Но, в сущности, в гораздо более низком смысле, даже самый грубый ум имеет некоторое представление о величии, заключенном в Тайне. Если Молчание было обожествлено древними, то у нас, современных людей, оно продолжает оставаться канцелярским служащим. Более того, всем шарлатанам любого рода эффект Тайны хорошо известен: то тут, то там какой-нибудь Калиостро, даже в последние дни, извлекает из этого заметную выгоду: тупица, который амбициозен и не имеет таланта, иногда находит в «таланте молчания» своего рода суррогат. Или, опять же, глядя на противоположную сторону дела, не видим ли мы в обычном понимании человечества определенное недоверие, определенное презрение к тому, что является полностью самосознательным и механическим?
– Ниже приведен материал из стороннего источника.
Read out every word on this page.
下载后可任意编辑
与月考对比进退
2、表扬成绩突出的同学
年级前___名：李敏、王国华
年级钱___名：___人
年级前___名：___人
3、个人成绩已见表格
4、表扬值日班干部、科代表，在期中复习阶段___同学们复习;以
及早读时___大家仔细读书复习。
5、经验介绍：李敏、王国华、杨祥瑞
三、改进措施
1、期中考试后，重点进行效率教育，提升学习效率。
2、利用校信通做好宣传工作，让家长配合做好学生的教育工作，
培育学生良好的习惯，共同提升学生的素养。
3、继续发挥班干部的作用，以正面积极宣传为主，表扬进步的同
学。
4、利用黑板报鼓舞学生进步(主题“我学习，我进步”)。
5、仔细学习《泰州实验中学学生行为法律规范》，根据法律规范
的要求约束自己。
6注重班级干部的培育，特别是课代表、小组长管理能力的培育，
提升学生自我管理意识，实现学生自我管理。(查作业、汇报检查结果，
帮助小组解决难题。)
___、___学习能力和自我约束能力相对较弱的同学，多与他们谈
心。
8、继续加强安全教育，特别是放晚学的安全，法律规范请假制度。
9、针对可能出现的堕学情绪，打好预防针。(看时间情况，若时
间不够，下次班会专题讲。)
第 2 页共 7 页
Как ничто, что полностью проницаемо для взгляда, не имеет иного характера, кроме тривиального, так и все, что претендует на величие и при этом полностью видит себя насквозь, уже известно как ложное и неудачное. Дурная репутация, в которой находятся ваши «теоретики», признанная неэффективность «бумажных конституций» и весь этот класс объектов — примеры этого. Часто повторяющийся опыт, а возможно, и некий инстинкт чего-то гораздо более глубокого, лежащего под такими опытами, научили людей многому. Они заранее знают, что громкое — это, как правило, незначительное, пустое. Все, что может провозгласить себя с крыш, может подойти для разносчика и для тех множеств, которые должны покупать у него; но для любого более глубокого использования оно могло бы так же хорошо оставаться непровозглашенным. Заметьте также, как справедливо обратное утверждение; как незначительное, пустое обычно бывает громким; и, по манере барабана, оно громко именно из-за своей пустоты. О пользе какого-нибудь патентованного прибора для подогрева обеда можно раструбить по всему миру в течение первой зимы; о пользе печатного станка не так хорошо осведомлены в течение первых трех столетий: принятие закона об избранных приходских советах вызывает больше шума и обнадеживающего ожидания среди человечества, чем провозглашение христианской религии. Снова и снова мы говорим: великое, созидательное и долговечное всегда является тайной для самого себя; только малое, бесплодное и преходящее — иначе.
* * * * *
Если мы теперь, с практической медицинской точки зрения, исследуем с помощью этого же теста бессознательности состояние нашей собственной эпохи и жизни человека в ней, диагноз, к которому мы приходим, отнюдь не является лестным. Состояние общества в наши дни — из всех возможных состояний наименее бессознательное: это особенно та эпоха, когда всевозможные исследования того, что когда-то было неощутимой, непроизвольной сферой человеческого существования, находят свое место и, так сказать, занимают всю область мысли. Что, например, представляет собой все то, что мы слышим последние поколение или два об улучшении века, духе века, разрушении предрассудков, прогрессе вида и марше интеллекта, как не нездоровое состояние самоощущения, самонаблюдения; предвестник и прогностик еще худшего здоровья? То, что интеллект марширует, если возможно, в ускоренном темпе, весьма желательно; тем не менее, почему он должен оборачиваться на каждом шагу и кричать: «Видите, какой шаг я сделал!» Такой марш интеллекта определенно относится к типу «хромого»; то, что жокеи называют «сплошное действие и никакого движения». Или, в лучшем случае, если мы хорошо присмотримся, это марш того подагрического пациента, которого его врачи усадили на металлический пол, искусственно нагретый до точки обжигания, так что он был вынужден маршировать, и маршировал с остервенением — в никуда. Интеллект не проснулся впервые вчера; но был в пути со времен потопа Ноя: более того, его лучший прогресс был в старые времена, когда он ничего об этом не говорил. В те же «темные века» интеллект (метафорически, как и буквально) мог изобрести стекло, которое теперь он с трудом может отшлифовать в очки. Интеллект построил не только церкви, но Церковь, Церковь, основанную на этой твердой Земле, но достигающую и ведущую вверх, так высоко, как Небеса; и теперь это все, что он может сделать, чтобы держать ее двери запертыми, чтобы не было разрывания облачений, не было грабежа кружки для подаяний. Он построил также сенат, славный в своем роде; и теперь ему стоит почти смертельных усилий очистить его от паразитов и сделать крышу непроницаемой для дождя.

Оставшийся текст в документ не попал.